Y descendimos a la
siguiente combinación
del subterráneo y
le dije: “Maestro, ¿qué
parodia es esta?
¿Qué Dardanelos defendimos,
Leónidas? No éramos
trescientos, ni cien
éramos, y
terminamos en el fango entre las
orugas de las cavadoras,
allí terminó
nuestra soberbia.
Rodeados ahora de una mersa
ni siquiera iletrada que va al infierno
en zapatillas,
tampoco nos arrepentimos
de la violencia.
Vociferamos como Capaneo
antes Tebas en un
desierto de molinetes
y meadas. ¿Cuánto
más descenderemos?
Como flor azul en
el desierto
la esperanza —quede esto entre
nosotros—
continuamos viendo.
Bajo lluvia eléctrica,
en el golpeteo de
los molinetes que raja
los tímpanos, rotos
una y otra vez los puentes,
podremos al menos
comparecer diciendo,
teologales: la flor
azul vemos aún en el desierto.
Tú callas,
Lamborghini, nosotros nos callamos,
ellos callan, el
silencio no fue una virtud nuestra
y callarnos es
ahora el contrapaso.
Frente a nosotros
tiembla una flor, de redención quemada.”
Carpe
diem
Muchos creían oír
el sonido del día
y nada oían
sino el sordo caer
de la civilización,
Y a esto el
encierro
nos conduce, pero
no han puesto
todavía final a
nuestra cabeza,
y eso es lo mejor
que podemos decir de este eufemismo.
Ya no llueve como
antes llovía: es lo cierto.
No
sobre adoquines
como los de antes,
aunque aquello
fuera también ilusión.
El nombre de la
verdad no era aquel
resplandor sobre
unos techos de teja
después de la
lluvia en el barrio del Aeropuerto;
no los confusos
truenos del cielo o de los aviones
entre nubes gris y
gualda.
Quizá tampoco esa
confusión,
fue la verdad.
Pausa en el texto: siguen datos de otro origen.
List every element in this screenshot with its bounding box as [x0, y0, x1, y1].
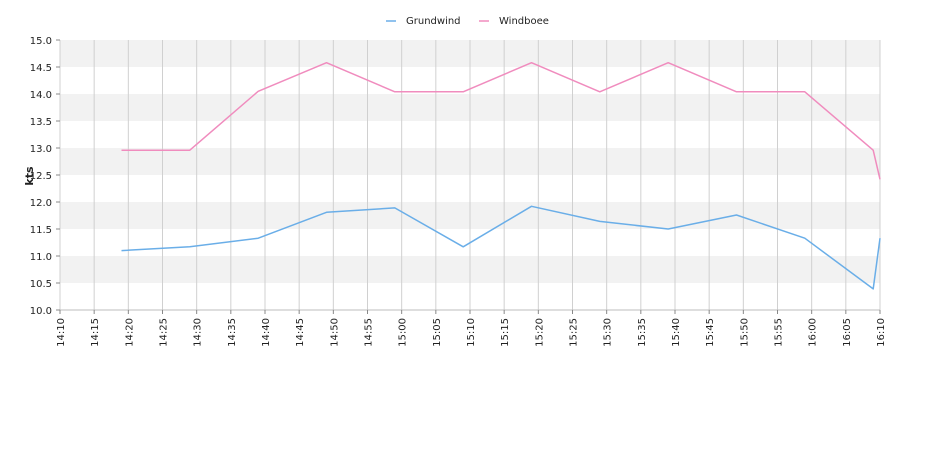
- y-tick-label: 10.5: [30, 279, 52, 290]
- y-axis-label: kts: [23, 166, 36, 186]
- x-axis: 14:10 14:15 14:20 14:25 14:30 14:35 14:40 14:45…: [56, 310, 887, 347]
- x-tick-label: 14:10: [56, 318, 67, 347]
- legend-label: Grundwind: [406, 16, 461, 27]
- x-tick-label: 14:55: [364, 318, 375, 347]
- series-lines: [121, 61, 881, 290]
- x-tick-label: 16:05: [842, 318, 853, 347]
- x-tick-label: 15:20: [534, 318, 545, 347]
- y-tick-label: 11.0: [30, 252, 52, 263]
- x-tick-label: 14:20: [124, 318, 135, 347]
- x-tick-label: 14:50: [329, 318, 340, 347]
- series-line-grundwind: [121, 205, 881, 290]
- x-tick-label: 15:00: [398, 318, 409, 347]
- y-tick-label: 13.0: [30, 144, 52, 155]
- x-tick-label: 15:15: [500, 318, 511, 347]
- x-tick-label: 14:15: [90, 318, 101, 347]
- x-tick-label: 15:05: [432, 318, 443, 347]
- x-tick-label: 14:35: [227, 318, 238, 347]
- x-tick-label: 15:40: [671, 318, 682, 347]
- y-tick-label: 12.0: [30, 198, 52, 209]
- legend: Grundwind Windboee: [386, 16, 549, 27]
- x-tick-label: 14:45: [295, 318, 306, 347]
- x-tick-label: 14:25: [159, 318, 170, 347]
- y-tick-label: 14.0: [30, 90, 52, 101]
- legend-label: Windboee: [499, 16, 549, 27]
- x-tick-label: 15:55: [774, 318, 785, 347]
- y-tick-label: 14.5: [30, 63, 52, 74]
- x-tick-label: 15:25: [569, 318, 580, 347]
- x-tick-label: 16:00: [808, 318, 819, 347]
- y-tick-label: 10.0: [30, 306, 52, 317]
- x-tick-label: 15:45: [705, 318, 716, 347]
- x-tick-label: 16:10: [876, 318, 887, 347]
- series-line-windboee: [121, 61, 881, 180]
- x-tick-label: 15:30: [603, 318, 614, 347]
- x-tick-label: 15:35: [637, 318, 648, 347]
- y-tick-label: 11.5: [30, 225, 52, 236]
- x-tick-label: 14:40: [261, 318, 272, 347]
- x-tick-label: 15:50: [739, 318, 750, 347]
- x-tick-label: 14:30: [193, 318, 204, 347]
- y-axis: 10.0 10.5 11.0 11.5 12.0 12.5 13.0 13.5 14.0 14.5…: [30, 36, 60, 317]
- x-tick-label: 15:10: [466, 318, 477, 347]
- y-tick-label: 13.5: [30, 117, 52, 128]
- y-tick-label: 15.0: [30, 36, 52, 47]
- y-tick-label: 12.5: [30, 171, 52, 182]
Ni
ese sonido
que llamaste día
y es para mí el de
una rajadura que se extiende
por la totalidad de
las cosas
y sólo oímos vos,
yo,
los inútiles que no
tienen
otra cosa que
escuchar.
Lágrimas
de una bruja joven
No
quedaba nada sobre el asfalto cuando entraste
en el
recuerdo de cien molinitos de papel girando
con
desesperación en la puerta de un quiosco, un invierno.
Colores
vertiginosos que confirieron
su índole
a ese tránsito
hacia el
pasado por el que recorrés ahora
la misma
calle, la misma húmeda avenida,
fresca,
desnuda, lunar, en que cesó el ruido
y las
artes mágicas te permiten flotar
hacia la
noche cada vez más fría y ancha,
—una
libertad que te deja sin habla—,
como si
en el fondo del cuadro hubiera un gran país nevado
y aquel
titilar de lámparas que empezaban a encenderse
detrás de
las ventanas cuando
volvías,
dejando el campo atrás, ensimismada.
(Los tres poemas integran Añadidura,
la segunda parte del libro "El río",
envío gentil de Verónica,
de la Editorial Bernacle, 2019)
Jorge Aulicino (Buenos Aires, 1949)
IMAGEN: "Lenta Ginesta", la flor del desierto.